Aux ordures, donc, le cahier des charges ! Au risque de voir le contrat lui échapper, l’architecte décide de concevoir un meilleur projet, sans égard aux contraintes financières. Il commence à s’intéresser à l’architecture thérapeutique, peu connue en France, puis propose un bâtiment d’un genre inédit dans l’Hexagone, qu’il nomme L’éveil du Scarabée. Même si les coûts du projet dépassent ceux prévus par le cahier des charges, l’idée tape dans l’œil du directeur de l’établissement, Jean-Pierre Sanchis. Ce dernier a d’ailleurs pesé de tout son poids dans la décision finale.
Une architecture des sens
« Les crises des autistes ont toujours une source, même si parfois elle nous échappe, souligne l’architecte. Cette source se trouve souvent dans l’environnement immédiat. Il faut créer un habitat qui aide à diminuer la tension et le stress. »
Le bâtiment est donc conçu en fonction des sens, qui ont une influence énorme sur l’expérience et le comportement des autistes non verbaux. C’est connu : les personnes autistes sont affectées par la lumière, le bruit ou d’autres stimuli. Cette approche vise ainsi à assurer leur bien-être et à faciliter la communication.
À L’éveil du Scarabée, la lumière est toujours indirecte, et tout l’éclairage est à DEL. Ce type de luminaire est dépourvu des grésillements ou des scintillements qu’émettent d’autres sources lumineuses, comme les tubes fluorescents. La lumière naturelle pénètre dans les pièces par l’entremise de grandes fenêtres (couvertes de voilages) ainsi que de verrières et de puits de lumière. Le soir venu, les ouvertures zénithales se transforment en lustres et tamisent l’ambiance. Par ailleurs, des moucharabiehs (grillages en bois), dont les jours prennent la forme de petits scarabées, atténuent la lumière lorsqu’elle est trop forte.
« L’idée est d’éviter les contrastes, que beaucoup d’autistes perçoivent comme des ruptures perturbatrices », explique Emmanuel Negroni. Il donne l’exemple de l’entrée principale.
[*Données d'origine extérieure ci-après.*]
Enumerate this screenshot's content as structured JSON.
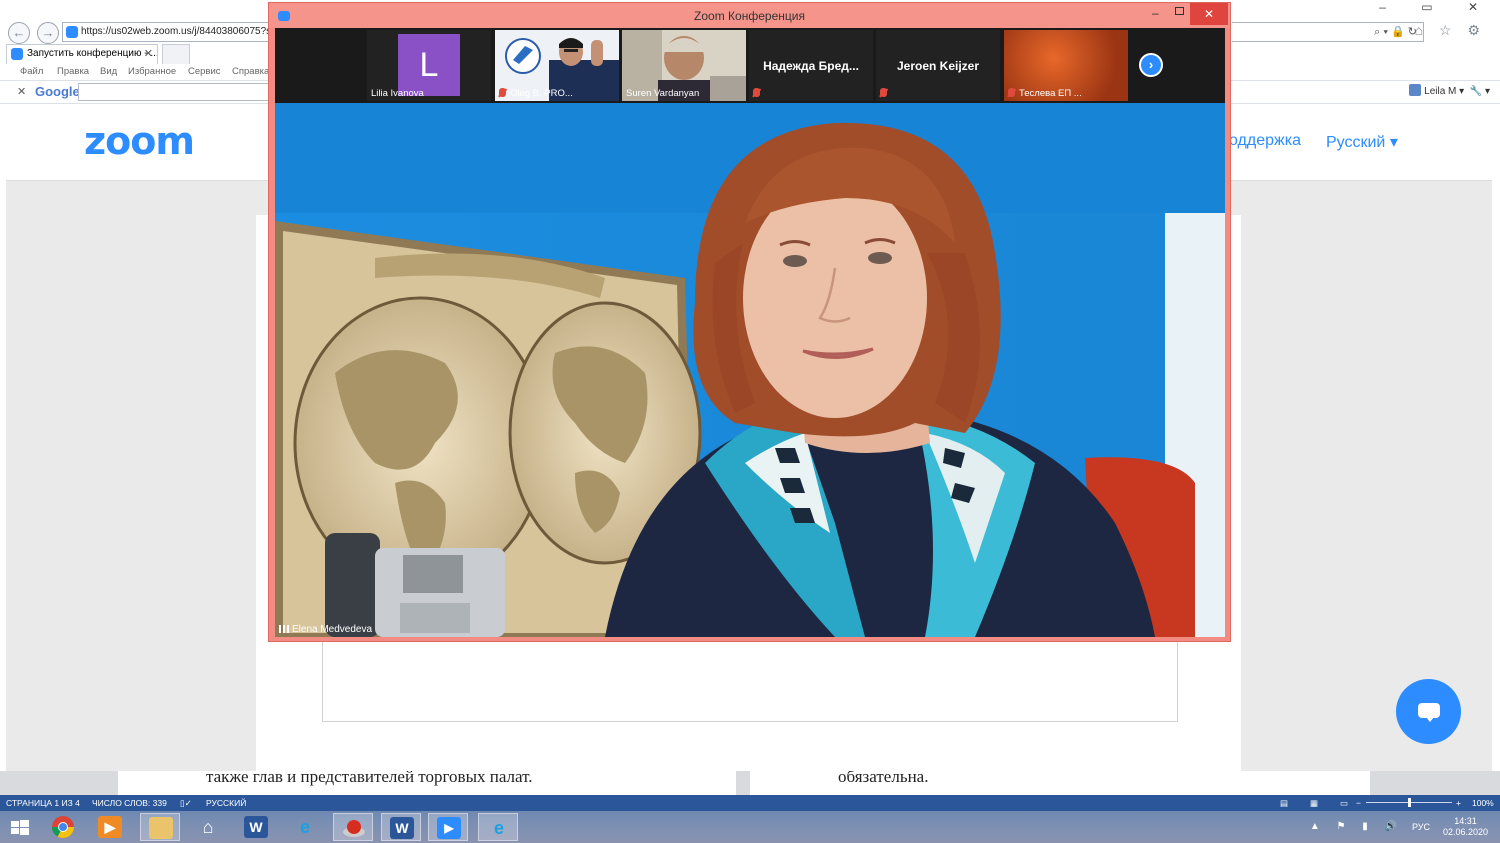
{
  "browser": {
    "url": "https://us02web.zoom.us/j/84403806075?statu",
    "tab_title": "Запустить конференцию - ...",
    "tab_close": "✕",
    "menu": [
      "Файл",
      "Правка",
      "Вид",
      "Избранное",
      "Сервис",
      "Справка"
    ],
    "addr_right_icons": "⌕ ▾ 🔒 ↻",
    "toolbar_icons": "⌂ ☆ ⚙",
    "window_controls": "– ▭ ✕",
    "google_close": "✕",
    "google_label": "Google",
    "user_label": "Leila M ▾",
    "user_tools": "🔧 ▾"
  },
  "zoom_page": {
    "logo": "zoom",
    "support_link": "оддержка",
    "language": "Русский ▾"
  },
  "meeting": {
    "window_title": "Zoom Конференция",
    "min": "–",
    "close": "✕",
    "participants": [
      {
        "name": "Lilia Ivanova",
        "avatar_letter": "L",
        "muted": false
      },
      {
        "name": "Oleg B. PRO...",
        "muted": true
      },
      {
        "name": "Suren Vardanyan",
        "muted": false
      },
      {
        "name": "Надежда  Бред...",
        "muted": true
      },
      {
        "name": "Jeroen Keijzer",
        "muted": true
      },
      {
        "name": "Теслева ЕП ...",
        "muted": true
      }
    ],
    "next_icon": "›",
    "active_speaker": "Elena Medvedeva"
  },
  "word": {
    "page1_text": "также глав и представителей торговых палат.",
    "page2_text": "обязательна.",
    "status_page": "СТРАНИЦА 1 ИЗ 4",
    "status_words": "ЧИСЛО СЛОВ: 339",
    "status_lang": "РУССКИЙ",
    "zoom_minus": "−",
    "zoom_plus": "+",
    "zoom_level": "100%"
  },
  "taskbar": {
    "time": "14:31",
    "date": "02.06.2020",
    "lang": "РУС",
    "apps": [
      "windows-start",
      "chrome",
      "media-player",
      "file-explorer",
      "home",
      "word",
      "internet-explorer",
      "red-button-app",
      "word",
      "zoom",
      "internet-explorer"
    ],
    "tray_icons": "▲ ⚑ ▮ 🔊"
  },
  "colors": {
    "zoom_blue": "#2d8cff",
    "window_border": "#f28b82",
    "word_blue": "#2b579a"
  }
}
Passer d’une zone très claire (l’extérieur) à une zone plus sombre (l’intérieur) trouble certains autistes. L’installation d’une verrière au-dessus de l’entrée permet de franchir le seuil sans changement brusque de luminosité.
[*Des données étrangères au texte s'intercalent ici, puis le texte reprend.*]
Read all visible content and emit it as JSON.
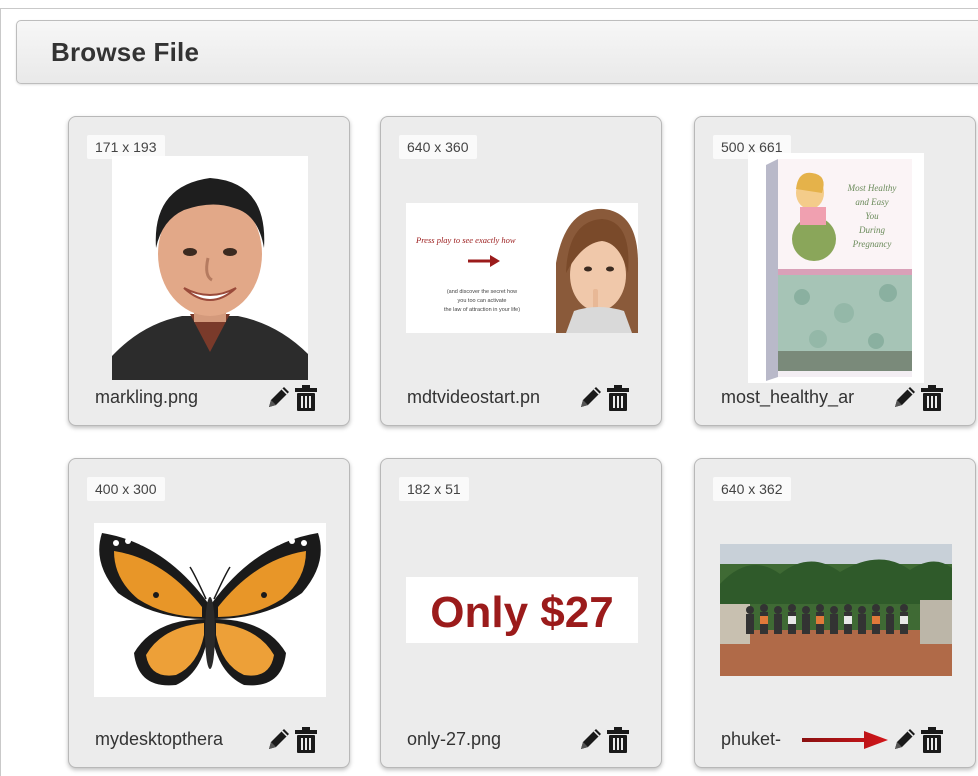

L’aménagement intérieur et les circulations comptent aussi. L’architecte rappelle que l’être humain, lorsqu’il est stressé, recherche naturellement la fuite. Il a donc pensé à créer des lignes de fuite visuelles afin d’éviter toute sensation d’enfermement. Cette possibilité de fuite devait aussi être physique. Les résidents peuvent donc se déplacer facilement dans le bâtiment, sans être confinés à des zones conventionnelles comme la chambre ou le salon. L’espace est par conséquent très ouvert, mais multiplie les zones d’intimité tout en permettant la surveillance des usagers.
Un projet marquant
Le travail réalisé sur l’acoustique traduit également la volonté de créer un environnement finement adapté aux personnes autistes. Le son, notamment l’écho, a un effet stressant sur les autistes. Emmanuel Negroni a donc équipé leur nouveau domicile de multiples pièges à son, notamment des murs en tôle perforée doublés d’isolant phonique. Afin de limiter la réverbération des sons, les toits des cinq petites « maisons » en forme de blocs, réparties dans l’espace central, sont recouverts de mousse acoustique, et le plafond est partiellement constitué de plaques de plâtre Rigitone®, qui absorbent les résonances.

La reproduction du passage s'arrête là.